Owen Sheers is an author, poet and playwright. He has published two poetry collections, The Blue Book and Skirrid Hill which won a Somerset Maugham
Award. His debut prose work The Dust Diaries, a non-fiction narrative set in Zimbabwe won the Welsh Book of the Year 2005. Owen's first novel, Resistance has been translated into eleven languages. Owen co-wrote the screenplay for the film adaptation, released in the UK in 2011. In 2009 he published the novella White Ravens, a contemporary response to the myth of Branwen Daughter of Llyr, as part of Seren's 'New Stories from the Mabinogion' series. His latest novel, I Saw A Man, will be published in the UK, US and Canada in June 2015, and in territories across Europe from September 2015.

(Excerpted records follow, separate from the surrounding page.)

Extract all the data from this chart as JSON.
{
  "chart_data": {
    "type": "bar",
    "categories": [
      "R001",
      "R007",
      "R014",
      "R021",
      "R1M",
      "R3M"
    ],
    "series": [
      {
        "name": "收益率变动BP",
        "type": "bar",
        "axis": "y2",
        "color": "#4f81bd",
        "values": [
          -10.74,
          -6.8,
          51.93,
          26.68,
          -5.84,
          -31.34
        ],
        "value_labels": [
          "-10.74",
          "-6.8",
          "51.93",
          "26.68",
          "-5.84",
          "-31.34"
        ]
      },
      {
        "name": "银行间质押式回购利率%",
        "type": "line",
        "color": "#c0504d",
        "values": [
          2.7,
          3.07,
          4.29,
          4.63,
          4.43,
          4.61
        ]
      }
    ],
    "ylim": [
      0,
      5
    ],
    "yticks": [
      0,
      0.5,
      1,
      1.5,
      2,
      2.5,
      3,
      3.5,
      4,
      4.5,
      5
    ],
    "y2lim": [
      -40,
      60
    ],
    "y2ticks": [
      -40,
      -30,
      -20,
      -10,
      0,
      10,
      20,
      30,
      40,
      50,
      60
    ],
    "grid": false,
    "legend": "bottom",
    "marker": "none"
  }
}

Owen's theatrical writing includes the script and novelisation (The Gospel of Us) for National Theatre of Wales' 72 hour site-specific production in Port Talbot, The Passion, a play created with wounded service personnel,The Two Worlds of Charlie F, which toured the Uk and Canada and won the Amnesty International Freedom of Expression Award, and NTW's Mametz. His verse drama Pink Mist, commissioned by BBC Radio 4 and published by Faber in June 2013, won the Hay Festival Poetry Medal and the Wales Book of the Year 2014 and will be produced for the stage by Bristol Old Vic in July 2015. Owen has collaborated with composers on two oratorios. The Water Diviner's Tale was created with Rachel Portman and performed at the BBC Proms in 2007, while A Violence of Gifts, inspired by a period of research at CERN , was created with Mark Bowden and premiered at St David's Hall in April 2015.

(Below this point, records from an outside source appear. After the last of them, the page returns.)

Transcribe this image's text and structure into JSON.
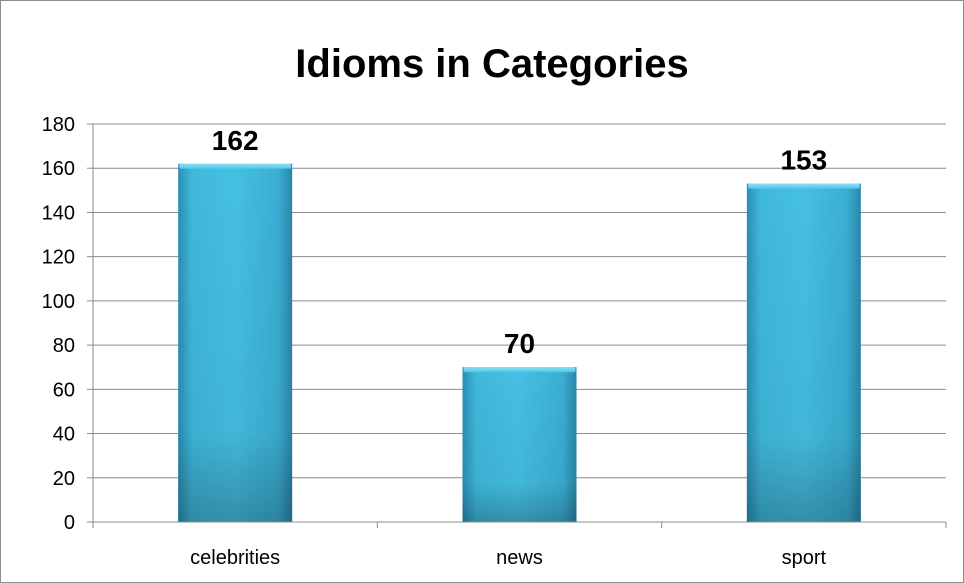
{
  "chart_data": {
    "type": "bar",
    "title": "Idioms in Categories",
    "categories": [
      "celebrities",
      "news",
      "sport"
    ],
    "values": [
      162,
      70,
      153
    ],
    "data_labels": [
      "162",
      "70",
      "153"
    ],
    "ylim": [
      0,
      180
    ],
    "y_ticks": [
      "0",
      "20",
      "40",
      "60",
      "80",
      "100",
      "120",
      "140",
      "160",
      "180"
    ],
    "grid": true,
    "legend": "none",
    "bar_color": "#3fb5d8",
    "bar_color_dark": "#2a86a8"
  }
}
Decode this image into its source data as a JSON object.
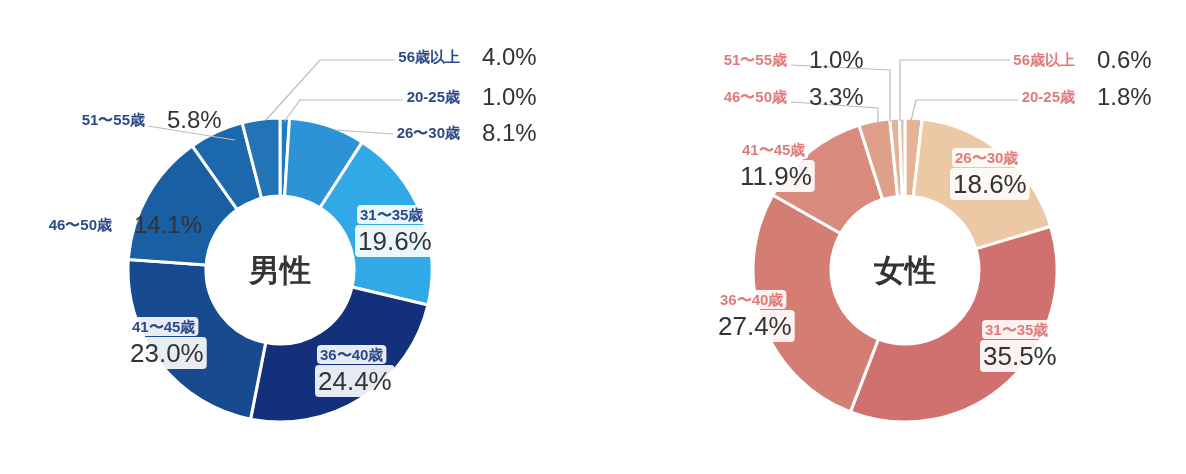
{
  "chart_data": [
    {
      "type": "donut",
      "title": "男性",
      "categories": [
        "20-25歳",
        "26〜30歳",
        "31〜35歳",
        "36〜40歳",
        "41〜45歳",
        "46〜50歳",
        "51〜55歳",
        "56歳以上"
      ],
      "values": [
        1.0,
        8.1,
        19.6,
        24.4,
        23.0,
        14.1,
        5.8,
        4.0
      ],
      "value_labels": [
        "1.0%",
        "8.1%",
        "19.6%",
        "24.4%",
        "23.0%",
        "14.1%",
        "5.8%",
        "4.0%"
      ],
      "colors": [
        "#1f7cc1",
        "#2b93d6",
        "#31a9e6",
        "#13307a",
        "#174a8f",
        "#1a5ea3",
        "#1b68ad",
        "#2274b6"
      ]
    },
    {
      "type": "donut",
      "title": "女性",
      "categories": [
        "20-25歳",
        "26〜30歳",
        "31〜35歳",
        "36〜40歳",
        "41〜45歳",
        "46〜50歳",
        "51〜55歳",
        "56歳以上"
      ],
      "values": [
        1.8,
        18.6,
        35.5,
        27.4,
        11.9,
        3.3,
        1.0,
        0.6
      ],
      "value_labels": [
        "1.8%",
        "18.6%",
        "35.5%",
        "27.4%",
        "11.9%",
        "3.3%",
        "1.0%",
        "0.6%"
      ],
      "colors": [
        "#e6b396",
        "#ecc8a5",
        "#d0706f",
        "#d47d73",
        "#d98c7d",
        "#dea08a",
        "#e4b29a",
        "#e8bc9f"
      ]
    }
  ]
}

In 2012 Owen was Artist in Residence for the Welsh Rugby Union. His resulting non-fiction work on the Welsh team, Calon was published by Faber in February 2013.

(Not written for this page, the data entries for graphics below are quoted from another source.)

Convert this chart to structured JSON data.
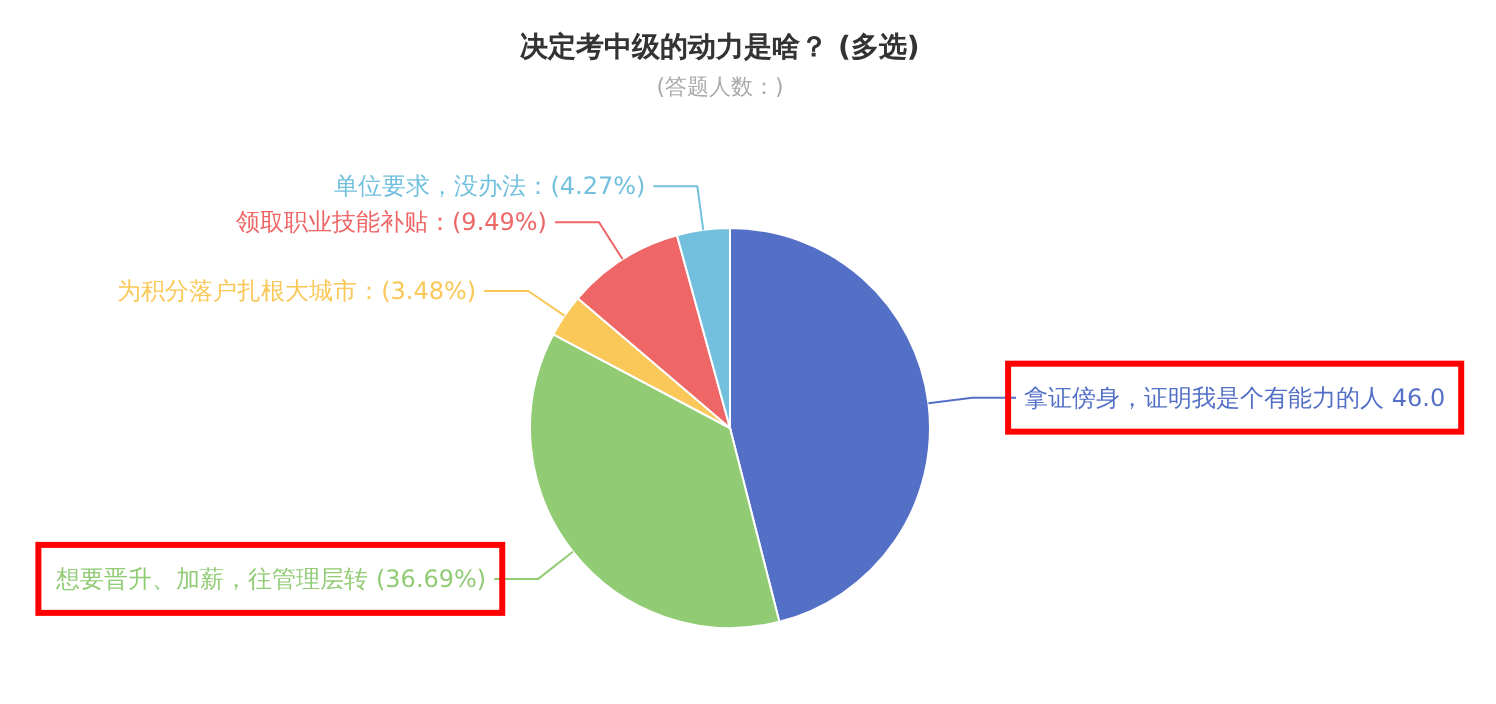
{
  "chart_data": {
    "type": "pie",
    "title": "决定考中级的动力是啥？ (多选)",
    "subtitle": "(答题人数：)",
    "categories": [
      "拿证傍身，证明我是个有能力的人",
      "想要晋升、加薪，往管理层转",
      "为积分落户扎根大城市",
      "领取职业技能补贴",
      "单位要求，没办法"
    ],
    "values": [
      46.0,
      36.69,
      3.48,
      9.49,
      4.27
    ],
    "value_labels": [
      "46.0",
      "(36.69%)",
      "(3.48%)",
      "(9.49%)",
      "(4.27%)"
    ],
    "colors": [
      "#5470c6",
      "#91cc75",
      "#fac858",
      "#ee6666",
      "#73c0de"
    ]
  }
}
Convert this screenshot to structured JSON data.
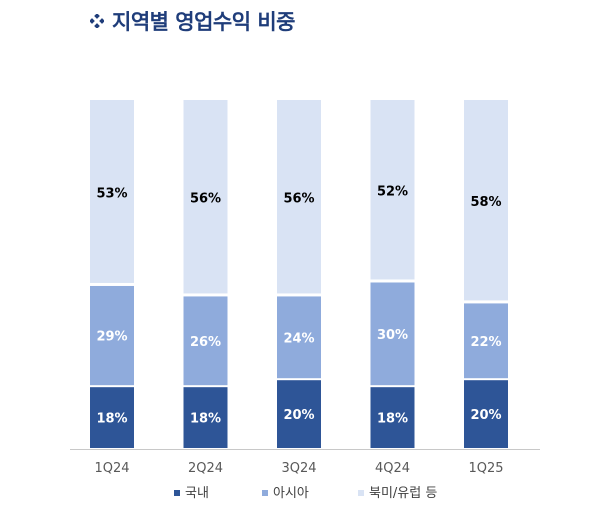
{
  "title": "지역별 영업수익 비중",
  "colors": {
    "title": "#1f3d7a",
    "domestic": "#2e5597",
    "asia": "#8fabdc",
    "na_eu": "#d9e3f4",
    "axis": "#c8c8c8"
  },
  "chart_data": {
    "type": "bar",
    "stacked": true,
    "categories": [
      "1Q24",
      "2Q24",
      "3Q24",
      "4Q24",
      "1Q25"
    ],
    "series": [
      {
        "name": "국내",
        "values": [
          18,
          18,
          20,
          18,
          20
        ],
        "labels": [
          "18%",
          "18%",
          "20%",
          "18%",
          "20%"
        ]
      },
      {
        "name": "아시아",
        "values": [
          29,
          26,
          24,
          30,
          22
        ],
        "labels": [
          "29%",
          "26%",
          "24%",
          "30%",
          "22%"
        ]
      },
      {
        "name": "북미/유럽 등",
        "values": [
          53,
          56,
          56,
          52,
          58
        ],
        "labels": [
          "53%",
          "56%",
          "56%",
          "52%",
          "58%"
        ]
      }
    ],
    "ylim": [
      0,
      100
    ],
    "unit": "%",
    "legend_position": "bottom",
    "grid": false
  }
}
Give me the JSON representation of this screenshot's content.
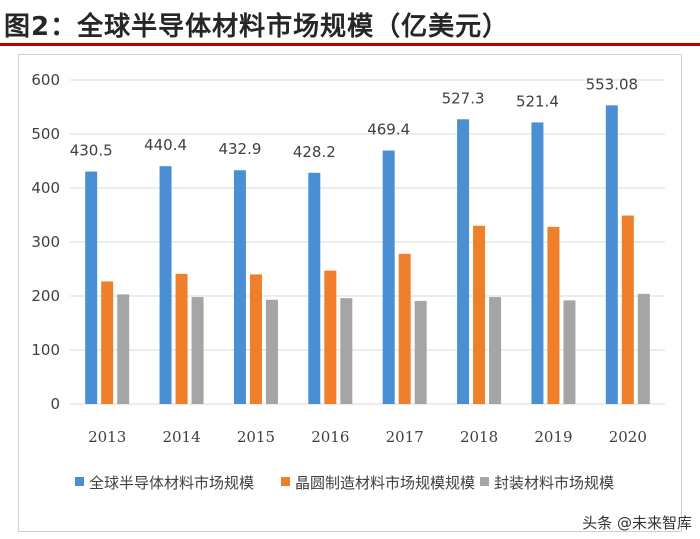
{
  "header": {
    "title": "图2：全球半导体材料市场规模（亿美元）"
  },
  "colors": {
    "series1": "#4a8fd4",
    "series2": "#f07f2c",
    "series3": "#a5a5a5",
    "title_rule": "#c00000",
    "grid": "#d9d9d9",
    "text": "#404040"
  },
  "chart_data": {
    "type": "bar",
    "title": "全球半导体材料市场规模（亿美元）",
    "categories": [
      "2013",
      "2014",
      "2015",
      "2016",
      "2017",
      "2018",
      "2019",
      "2020"
    ],
    "series": [
      {
        "name": "全球半导体材料市场规模",
        "values": [
          430.5,
          440.4,
          432.9,
          428.2,
          469.4,
          527.3,
          521.4,
          553.08
        ]
      },
      {
        "name": "晶圆制造材料市场规模规模",
        "values": [
          227,
          241,
          240,
          247,
          278,
          330,
          328,
          349
        ]
      },
      {
        "name": "封装材料市场规模",
        "values": [
          203,
          198,
          193,
          196,
          191,
          198,
          192,
          204
        ]
      }
    ],
    "data_labels": [
      "430.5",
      "440.4",
      "432.9",
      "428.2",
      "469.4",
      "527.3",
      "521.4",
      "553.08"
    ],
    "yticks": [
      "0",
      "100",
      "200",
      "300",
      "400",
      "500",
      "600"
    ],
    "ylim": [
      0,
      600
    ],
    "xlabel": "",
    "ylabel": "",
    "grid": true,
    "legend": "bottom"
  },
  "watermark": {
    "text": "头条 @未来智库"
  }
}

Owen also presents arts and literature programmes for TV and Radio. In 2009 he wrote and presented A Poet's Guide to Britain, a 6 part series for BBC 4 about poetry and landscape. The accompanying anthology is published by Penguin. His other documentaries include one-hour studies of the poets Dylan Thomas and Keith Douglas. His professional positions have included being Writer in Residence at The Wordsworth Trust and a 2007/8 Dorothy and Lewis B. Cullman Fellow at the New York Public Library. He is currently Professor in Creativity at Swansea University.